From the graph above, the distributions of a, b and c share the similar mean but their standard deviations indicate the extent of deviations of 3 distributions are quite different (a>b>c). With the increase of sample size, the standard deviation becomes smaller, and is around sd/root(n). Also, compare 2 new distribution, c tends to be more normally distributed than b.

5. Explain CLT in your own words. Restrict your response to less than 50 words.

Given a random distribution and do sampling from it, the larger the sample size/ sample times is, the more the new distribution can be normally distributed. With a sufficiently large sample size, its mean will be same as the original distribution and its standard deviation will be sd/root(n).

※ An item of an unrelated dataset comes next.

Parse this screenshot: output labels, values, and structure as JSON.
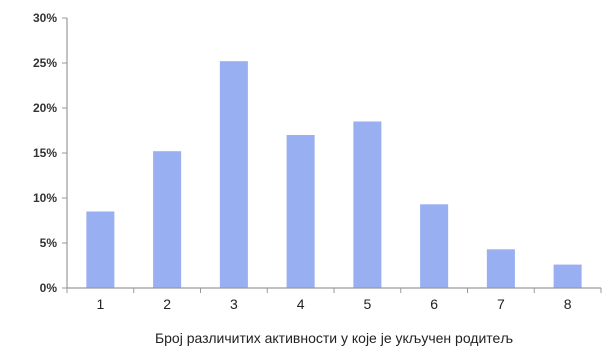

6. Does this exercise help you understand CLT? If so why? If not, why not? Restrict your response to less than 50 words.

Yes, a gives a random distribution, ask us to use this distribution to do sampling and create 2 new distributions. With the increase of sample size, the more the distribution can be normally distributed and the smaller the deviation extent can be, indicating the importance of CLT in statistics analysis.